Following closely behind are several promising compounds in early clinical development, including:

  • Advinus Therapeutics’ GKM001, an activator of glucokinase for the treatment of type 2 diabetes, which passed successfully a 14 day Phase II proof of concept study end 2011,
  • Glenmark’s GRC 15300, a TRPV3 inhibitor in Phase II for pain, outlicensed to Sanofi,
  • Orchid’s OCID-2987, a selective PDE4 inhibitor for thr treatment of inflmammation, which passed successfully Phase I studies in Europe in 2012
  • Torrent’s TRC4186, a novel AGE breaker for the treatment of complications due to diabetes in Phase II trials, and
  • Zydus Cadila’s clinical compounds with different mechanisms of action for the treatment of dyslipidemia, e.g. ZYH7 (PPARalpha agonist), ZYD1 (GLP-1 agonist), or ZYGK1 (glucokinase activator).

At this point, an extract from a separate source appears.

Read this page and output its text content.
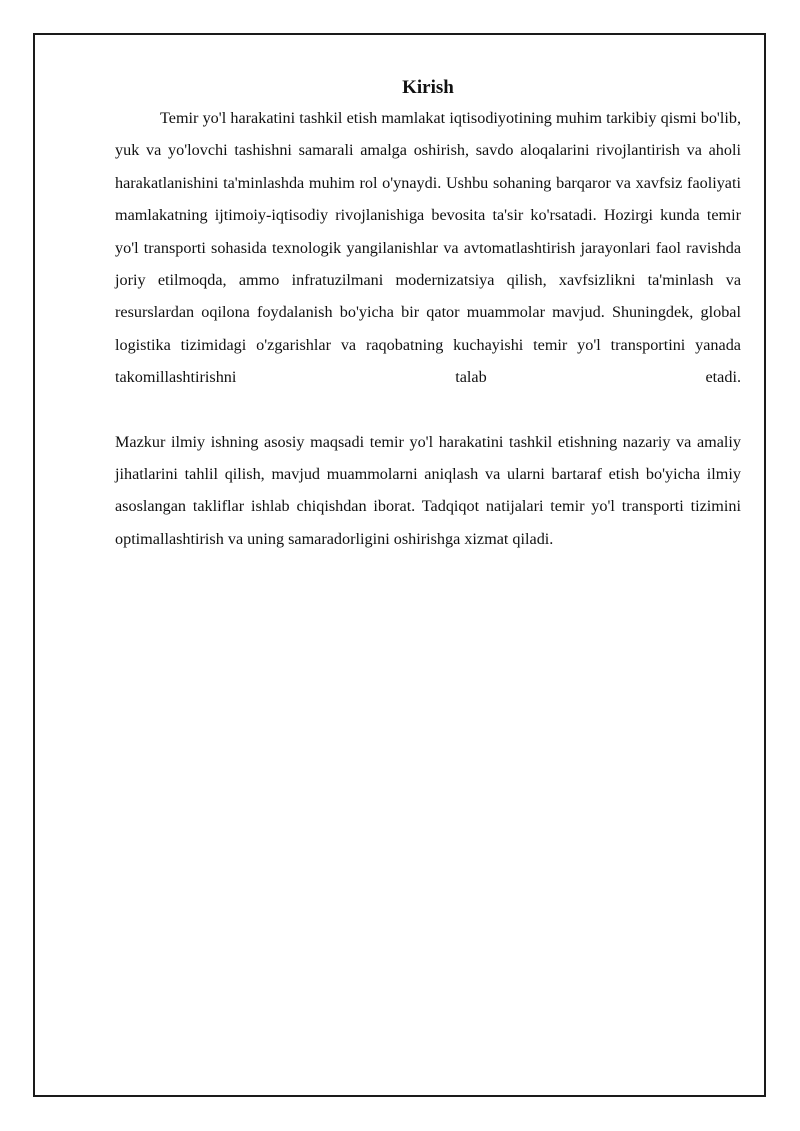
Kirish

Temir yo'l harakatini tashkil etish mamlakat iqtisodiyotining muhim tarkibiy qismi bo'lib, yuk va yo'lovchi tashishni samarali amalga oshirish, savdo aloqalarini rivojlantirish va aholi harakatlanishini ta'minlashda muhim rol o'ynaydi. Ushbu sohaning barqaror va xavfsiz faoliyati mamlakatning ijtimoiy-iqtisodiy rivojlanishiga bevosita ta'sir ko'rsatadi. Hozirgi kunda temir yo'l transporti sohasida texnologik yangilanishlar va avtomatlashtirish jarayonlari faol ravishda joriy etilmoqda, ammo infratuzilmani modernizatsiya qilish, xavfsizlikni ta'minlash va resurslardan oqilona foydalanish bo'yicha bir qator muammolar mavjud. Shuningdek, global logistika tizimidagi o'zgarishlar va raqobatning kuchayishi temir yo'l transportini yanada takomillashtirishni talab etadi.

Mazkur ilmiy ishning asosiy maqsadi temir yo'l harakatini tashkil etishning nazariy va amaliy jihatlarini tahlil qilish, mavjud muammolarni aniqlash va ularni bartaraf etish bo'yicha ilmiy asoslangan takliflar ishlab chiqishdan iborat. Tadqiqot natijalari temir yo'l transporti tizimini optimallashtirish va uning samaradorligini oshirishga xizmat qiladi.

In addition to these well-established companies, several start-ups have appeared recently, which are also focusing on drug discovery projects, including Connexios (CNX-011-067, a GPR40 agonist, for type 2 diabetes), Curadev (CDV02, in oncology), Indus Biotech (INDUS83030, a TNFalpha inhibitor for rheumatoid arthritis) and Novalead (VLI27, an Akt inhibitor in late stage discovery for pancreatic cancer).

There have also been setbacks, including for late stage clinical development compounds of major Indian players, such as Dr Reddy’s DRF 2593/Balaglitazone, a PPARgamma agonist for the treatment of diabetes and metabolic disorders (stopped 2012 in Ph III), Glenmark’s GRC 3886/Oglemilast, a PDE4 inhibitor for the treatment of asthma and COPD (stopped 2010 in Ph II), or Ranbaxy’s RBX7796 for the treatment of allergic rhinitis and asthma (stopped in Ph II). But these failures do not go beyond what is expected from normal attrition rates as compounds progress in the development pipeline, and obviously do not discourage more and more Indian biotech companies to enter the challenging race for the discovery of new medicines.


Close to 120 compounds at various preclinical and clinical development stages prove the vitality of the Indian pharmaceutical and biotech industry, and its growing capabilities in drug discovery and development. Most of these compounds will progress through licensing deals and partnerships with Western pharmaceutical companies, and it would be surprising not to see any of these reach filing and market approval over the decade to come.